A 90 average is a strong GPA. On the standard 4.0 scale used by most colleges, a 90 percent translates to roughly a 3.7, which is an A and well above the national average. Whether you’re thinking about college admissions, scholarships, or just wondering where you stand, a 90 puts you in a solid position.
How a 90 Translates to the 4.0 Scale
Many high schools grade on a percentage scale, but colleges typically evaluate applicants using a 4.0 scale. According to College Board’s commonly used conversion chart, a percentage grade between 90 and 100 corresponds to an A and earns 4.0 grade points per class. A 90 sits at the bottom of that A range, so depending on how your school handles plus and minus grades, it might convert to a 3.7 rather than a full 4.0. Schools vary in how they calculate this, so check with your guidance counselor for your official converted GPA.
For context, the national average high school GPA was 3.11 as of the most recent data from the National Center for Education Statistics. Among students who took the ACT, the average was 3.37. A 90 average, landing around 3.7, sits comfortably above both benchmarks.
Where a 90 Average Stands for College Admissions
A 3.7 GPA makes you competitive at a wide range of colleges, including well-regarded public universities and many selective private schools.
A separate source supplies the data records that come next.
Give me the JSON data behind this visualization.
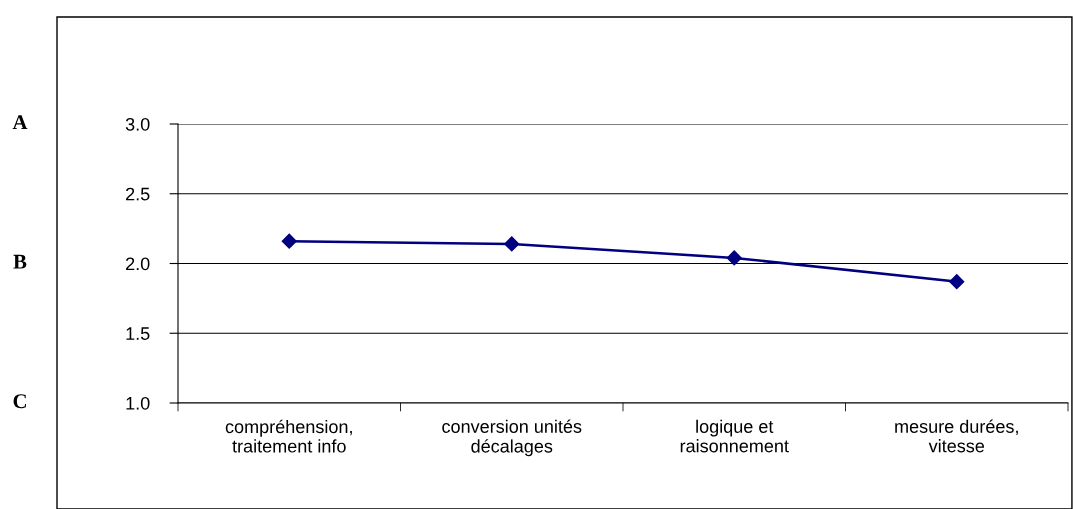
{
  "chart_data": {
    "type": "line",
    "categories": [
      "compréhension,\ntraitement info",
      "conversion unités\ndécalages",
      "logique et\nraisonnement",
      "mesure durées,\nvitesse"
    ],
    "series": [
      {
        "color": "#000080",
        "values": [
          2.16,
          2.14,
          2.04,
          1.87
        ]
      }
    ],
    "ylim": [
      1.0,
      3.0
    ],
    "yticks": [
      {
        "value": 1.0,
        "label": "1.0"
      },
      {
        "value": 1.5,
        "label": "1.5"
      },
      {
        "value": 2.0,
        "label": "2.0"
      },
      {
        "value": 2.5,
        "label": "2.5"
      },
      {
        "value": 3.0,
        "label": "3.0"
      }
    ],
    "annotations": [
      "A",
      "B",
      "C"
    ],
    "grid": "y",
    "marker": "diamond",
    "line_style": "solid"
  }
}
Schools where the average admitted student GPA is around 3.7 include the University of Illinois Urbana-Champaign, Florida State University, Baylor University, George Washington University, University of Rochester, Fordham University, and Oberlin College. These range from large public flagships to smaller private institutions with acceptance rates as low as 33%.
At highly selective schools, where acceptance rates dip below 15 or 20 percent, a 3.7 can still make you competitive but won’t carry an application on its own. These colleges evaluate test scores, extracurriculars, essays, and letters of recommendation alongside GPA. A 90 average keeps you in the conversation, but the rest of your application needs to be strong too.
Weighted vs. Unweighted GPA Matters
A 90 average in AP, IB, or honors courses carries more weight than a 90 in standard classes. Many high schools use weighted GPAs that add extra points for advanced coursework, pushing a 90 in an AP class above a 4.0 on a weighted scale. If your school doesn’t weight grades, a 90 in a rigorous schedule is still more impressive than it looks on paper.
Colleges know this. Many admissions offices recalculate applicants’ GPAs on an unweighted scale and then separately assess the rigor of the courses you took. So a student with a 90 average across AP and honors classes will typically be viewed more favorably than a student with a 93 average in all standard-level courses. The difficulty of your coursework is evaluated alongside the grades you earned in it.
Scholarship Eligibility With a 90 Average
A 90 average, or roughly a 3.7, meets or exceeds the GPA threshold for many merit-based scholarships. Some schools award merit scholarships automatically based on your admissions application, while others have explicit GPA cutoffs. For example, several transfer scholarship programs at George Washington University require a minimum 3.7 cumulative GPA. Engineering scholarships at the same school start at a 3.2 minimum for smaller awards and require a 3.7 for larger ones.
State-funded merit scholarships often set their floors between 3.0 and 3.5, so a 90 average typically clears those with room to spare. Institutional scholarships at mid-tier and upper-tier universities frequently target students in the 3.5 to 3.8 range, which is exactly where a 90 average lands. The higher your GPA climbs within that A range, the more scholarship dollars tend to open up.
What Would Make a 90 Average Even Stronger
If you’re aiming for the most competitive schools or the largest scholarship awards, the best way to strengthen a 90 average is through course selection. Enrolling in AP, IB, or dual-enrollment courses signals academic ambition to admissions officers, even if your grades dip slightly compared to what you might earn in standard classes. A challenging transcript with a 90 average tells colleges you’re pushing yourself.
Strong standardized test scores, meaningful extracurricular involvement, and well-crafted essays all complement a 90 average. GPA gets your application past initial screening, but the full picture determines where you land. With a 90, you’re starting from a position of strength.